I thought and thought, until I suddenly felt a surge of excitement. I would make a serious effort to write down all these ideas:
Every living creature, no matter whether a pig, a rat, or a human being is the unique result of millions of years of tenacious reproduction, (the process is fraught with danger, the link can be broken at any moment by famine, disease, war, the political system, even yeast spores in the vagina), all living creatures carry with them a millennial inheritance – their family, their history – and are duty-bound to carry this forward.

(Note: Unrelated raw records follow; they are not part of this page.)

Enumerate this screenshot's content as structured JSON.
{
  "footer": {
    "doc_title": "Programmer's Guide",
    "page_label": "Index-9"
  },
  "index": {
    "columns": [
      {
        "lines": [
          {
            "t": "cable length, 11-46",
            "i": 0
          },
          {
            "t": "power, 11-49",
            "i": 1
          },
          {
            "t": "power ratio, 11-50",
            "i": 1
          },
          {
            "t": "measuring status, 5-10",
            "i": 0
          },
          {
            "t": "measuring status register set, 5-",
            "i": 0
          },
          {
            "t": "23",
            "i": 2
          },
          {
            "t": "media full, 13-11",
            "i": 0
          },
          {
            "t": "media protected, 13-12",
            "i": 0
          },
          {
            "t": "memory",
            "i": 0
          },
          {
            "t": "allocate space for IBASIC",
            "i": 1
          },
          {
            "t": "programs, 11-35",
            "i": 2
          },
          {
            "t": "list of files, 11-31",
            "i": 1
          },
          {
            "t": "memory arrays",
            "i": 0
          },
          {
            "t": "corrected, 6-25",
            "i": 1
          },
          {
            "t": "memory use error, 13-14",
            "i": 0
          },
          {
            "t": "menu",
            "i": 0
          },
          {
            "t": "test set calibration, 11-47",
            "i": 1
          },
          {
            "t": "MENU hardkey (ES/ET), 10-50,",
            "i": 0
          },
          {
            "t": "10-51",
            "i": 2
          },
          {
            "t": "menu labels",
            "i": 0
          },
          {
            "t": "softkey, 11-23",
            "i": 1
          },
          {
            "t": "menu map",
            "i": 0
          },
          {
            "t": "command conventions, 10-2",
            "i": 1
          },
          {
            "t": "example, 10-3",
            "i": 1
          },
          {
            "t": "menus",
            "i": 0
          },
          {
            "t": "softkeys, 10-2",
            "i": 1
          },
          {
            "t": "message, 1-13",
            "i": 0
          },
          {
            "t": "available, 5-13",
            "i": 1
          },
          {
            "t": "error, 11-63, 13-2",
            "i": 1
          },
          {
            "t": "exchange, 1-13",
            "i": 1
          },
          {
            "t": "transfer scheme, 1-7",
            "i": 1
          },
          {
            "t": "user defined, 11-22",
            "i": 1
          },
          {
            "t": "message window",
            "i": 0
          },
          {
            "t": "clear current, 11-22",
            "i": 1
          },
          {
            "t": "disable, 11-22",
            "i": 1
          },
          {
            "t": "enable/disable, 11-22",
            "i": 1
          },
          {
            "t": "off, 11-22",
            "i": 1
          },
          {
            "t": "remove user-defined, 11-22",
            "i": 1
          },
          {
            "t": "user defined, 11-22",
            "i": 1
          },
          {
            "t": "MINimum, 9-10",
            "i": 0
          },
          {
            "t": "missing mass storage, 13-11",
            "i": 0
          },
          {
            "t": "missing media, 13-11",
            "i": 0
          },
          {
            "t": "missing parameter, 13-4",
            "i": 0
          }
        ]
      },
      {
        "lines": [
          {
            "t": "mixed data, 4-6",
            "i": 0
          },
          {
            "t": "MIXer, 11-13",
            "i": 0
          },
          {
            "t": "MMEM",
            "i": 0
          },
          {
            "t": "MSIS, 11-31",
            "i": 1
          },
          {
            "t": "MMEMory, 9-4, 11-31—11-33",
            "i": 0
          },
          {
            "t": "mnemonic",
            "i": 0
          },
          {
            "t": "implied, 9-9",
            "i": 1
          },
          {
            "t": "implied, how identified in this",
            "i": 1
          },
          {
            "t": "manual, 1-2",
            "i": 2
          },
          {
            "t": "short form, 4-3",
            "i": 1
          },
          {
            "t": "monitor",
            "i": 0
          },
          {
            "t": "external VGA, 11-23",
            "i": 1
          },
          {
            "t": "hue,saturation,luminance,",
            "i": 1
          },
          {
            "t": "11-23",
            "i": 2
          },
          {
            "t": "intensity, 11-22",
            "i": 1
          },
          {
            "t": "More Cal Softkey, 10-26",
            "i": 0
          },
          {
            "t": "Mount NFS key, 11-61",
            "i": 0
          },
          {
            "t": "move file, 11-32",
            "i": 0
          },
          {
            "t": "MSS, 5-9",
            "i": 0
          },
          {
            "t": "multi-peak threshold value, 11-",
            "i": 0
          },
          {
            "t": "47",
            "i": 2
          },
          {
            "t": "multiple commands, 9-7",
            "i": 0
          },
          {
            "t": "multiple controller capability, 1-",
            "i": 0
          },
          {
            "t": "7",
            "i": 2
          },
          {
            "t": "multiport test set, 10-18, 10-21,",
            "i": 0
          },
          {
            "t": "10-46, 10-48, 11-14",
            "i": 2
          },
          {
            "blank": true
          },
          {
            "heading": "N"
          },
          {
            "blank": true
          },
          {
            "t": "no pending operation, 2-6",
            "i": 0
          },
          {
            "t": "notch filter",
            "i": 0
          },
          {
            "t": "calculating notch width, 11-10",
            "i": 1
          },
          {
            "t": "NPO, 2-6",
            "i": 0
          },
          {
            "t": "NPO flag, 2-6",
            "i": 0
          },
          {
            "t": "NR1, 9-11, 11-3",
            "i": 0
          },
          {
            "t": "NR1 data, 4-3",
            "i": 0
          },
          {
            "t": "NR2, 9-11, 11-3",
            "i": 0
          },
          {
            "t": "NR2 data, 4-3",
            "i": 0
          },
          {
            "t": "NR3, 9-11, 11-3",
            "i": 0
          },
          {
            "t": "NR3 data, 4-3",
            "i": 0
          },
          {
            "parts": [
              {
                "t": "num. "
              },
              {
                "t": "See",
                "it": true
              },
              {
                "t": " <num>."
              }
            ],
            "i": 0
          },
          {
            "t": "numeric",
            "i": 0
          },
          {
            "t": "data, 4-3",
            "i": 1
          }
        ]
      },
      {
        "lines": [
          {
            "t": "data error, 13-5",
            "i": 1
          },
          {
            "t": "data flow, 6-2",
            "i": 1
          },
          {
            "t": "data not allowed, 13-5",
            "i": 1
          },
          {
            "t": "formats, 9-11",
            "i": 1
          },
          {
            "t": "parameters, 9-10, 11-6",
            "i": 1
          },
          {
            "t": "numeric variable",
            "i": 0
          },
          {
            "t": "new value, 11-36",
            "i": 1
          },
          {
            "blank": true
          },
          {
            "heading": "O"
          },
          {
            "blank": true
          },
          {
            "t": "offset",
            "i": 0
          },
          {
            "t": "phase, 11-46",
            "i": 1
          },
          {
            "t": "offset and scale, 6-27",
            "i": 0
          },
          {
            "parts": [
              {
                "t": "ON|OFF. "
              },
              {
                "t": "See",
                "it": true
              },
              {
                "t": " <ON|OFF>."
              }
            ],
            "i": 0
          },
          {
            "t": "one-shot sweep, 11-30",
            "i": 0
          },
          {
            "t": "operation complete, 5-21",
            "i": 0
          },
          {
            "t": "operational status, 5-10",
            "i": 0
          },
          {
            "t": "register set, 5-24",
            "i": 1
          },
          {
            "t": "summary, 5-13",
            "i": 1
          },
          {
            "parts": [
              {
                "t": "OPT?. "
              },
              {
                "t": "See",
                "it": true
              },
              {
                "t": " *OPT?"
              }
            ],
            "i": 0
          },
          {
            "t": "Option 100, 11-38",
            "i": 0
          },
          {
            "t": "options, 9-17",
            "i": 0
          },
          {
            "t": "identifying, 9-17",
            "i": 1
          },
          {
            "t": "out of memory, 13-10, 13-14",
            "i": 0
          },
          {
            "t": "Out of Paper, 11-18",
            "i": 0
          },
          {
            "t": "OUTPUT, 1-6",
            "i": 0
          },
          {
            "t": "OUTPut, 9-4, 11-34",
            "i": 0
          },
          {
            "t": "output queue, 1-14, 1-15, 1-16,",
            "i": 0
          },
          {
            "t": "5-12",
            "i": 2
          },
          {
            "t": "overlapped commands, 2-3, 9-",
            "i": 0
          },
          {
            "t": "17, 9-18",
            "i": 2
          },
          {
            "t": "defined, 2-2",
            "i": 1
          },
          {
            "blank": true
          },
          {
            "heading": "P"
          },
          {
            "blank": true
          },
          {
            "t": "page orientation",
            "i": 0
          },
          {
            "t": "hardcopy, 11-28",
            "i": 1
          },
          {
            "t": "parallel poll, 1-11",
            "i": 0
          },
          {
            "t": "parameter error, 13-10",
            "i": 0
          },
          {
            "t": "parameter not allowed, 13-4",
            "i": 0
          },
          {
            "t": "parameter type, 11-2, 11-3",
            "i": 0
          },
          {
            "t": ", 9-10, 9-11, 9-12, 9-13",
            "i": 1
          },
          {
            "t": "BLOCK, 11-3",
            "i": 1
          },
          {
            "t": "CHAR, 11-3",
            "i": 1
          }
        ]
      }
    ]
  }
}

This being the case, what are we, that is, our ancestors and ourselves, doing it for? Or, put it another way, what are we waiting for?
We must have a mission, why else would we tolerate this long, boring wait? Or rather, there must be a conclusion, a climax that makes the long and hugely costly process worthwhile. Surely our lives are more than just getting ourselves something to eat, then mating and dying like male cicadas? So this great, resplendent mission that we accept so cheerfully, what exactly is it? … I spent a whole day gazing up at the blue sky. I figured that in bygone times, there must have been plenty of people doing the same thing. I almost expected a four-horse chariot to come leaping out of the firmament at any moment.
Of course, my train of thought was meaningless (but then, wasn’t every damned thing meaningless?)
Hook-Pinch and I carried on living like this, fixing something to eat and drink when we felt the need. ‘Full to the brim, must overflow,’ as they say about water, and it’s true for sperm too, so we constantly had sex, though we often fell fast asleep, both of us, right in the middle of it. We started to fight tooth and nail to while away the time (that’s pretty much what bullies banged up in prison do). Sometimes we were vicious to each other in the spirit of professionalism, as you might say. Finally one day, she began to pace back and forth, hurling anything within reach to the floor, shrieking like a mad woman: ‘Enough! I’ve had enough, dammit!’ as if those objects were the source of her anguish, and not me. It caused me more distress than if she had yelled at me directly." I’ve done my best, I thought. I looked up, mortified, and stared after her as she went into the bedroom. I expected her to shove her clothes into her case, and slam out of the house. If she did that, it couldn’t be helped. That was what I thought. Instead, she came out of the room, and enunciated slowly and clearly:
‘We’ve got to find something to do.’
I felt mortified. After a bit, she said to me, sounding like a kindergarten teacher admonishing a child, almost taking me by the hand: ‘You do know that, don’t you?’